Like I said, I'm new to all of this. I did do MANY searches but have come across so many different workout plans I just need a little guidance to get started properly.
Me... quick and dirty...
I am Male, 5'7, 175-180, very mildly overweight. I have worked out enough that I have some barely visible chest/arm size with zero definition due to a layer of body fat that is thankfully shrinking due to my increased lifting over the last month. Most of my fat deposit falls into typical spare tire zones. I still do not have the upper body strength to properly/reliably do a full set of pull ups. I have worked mostly with an old weight machine I got at a garage sale that is falling apart, and a set of dumbbells that I purchased years ago.
So I am just now getting serious in trying to transform myself. I have finally found and joined a good gym. My problem is the HUGE volume of input. The blessing and curse of the internet is that I have read way too many contradicting ideas on how to best do this. Instead of everyone trying to tell me which program is the best. I have put together a list of eight exercises that are in my very novice opinion good enough to start me off correctly. I just want opinions on what you would change and why. For the purpose of this thread lets assume my nutrition is on point.

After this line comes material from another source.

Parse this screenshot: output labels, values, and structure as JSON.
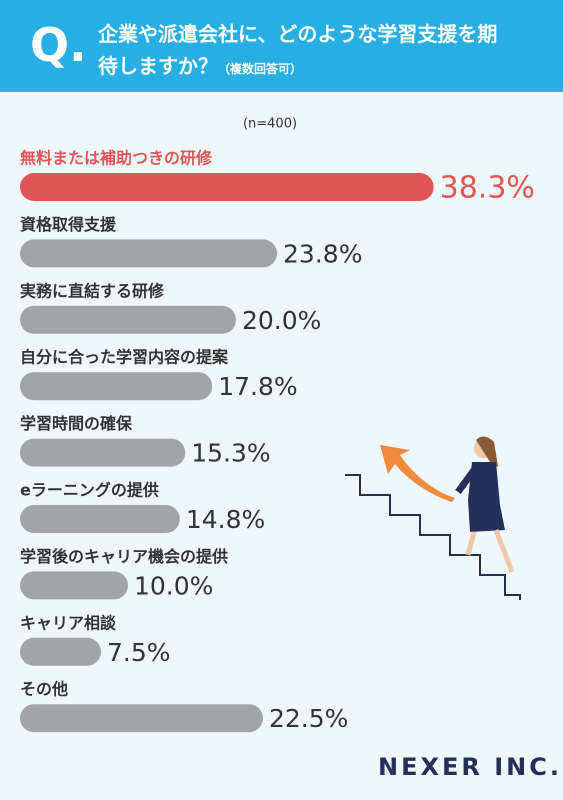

I am a very organized person so this is very simple for me to start off on and log my sets/reps/weights on each set.
This breaks down to a Classic MON/WED/FRI Lifting with (TUE/THUR/SAT Rest or Cardio):
Dumbbell Curl to Overhead Press
Pullups (gotta work up to these) thankfully the gym has a assisted pullup station
Alt Dumbbell Press
Swiss Ball weighted crunch
Half Kneeling Cable Twist/Lift.
I will of course bump up my total weight lifted every week.
What I would like to know is if there is anything I am missing. Everyone at the gym wants me to train with them on specific muscle groups each days instead of whole body workouts with recovery time.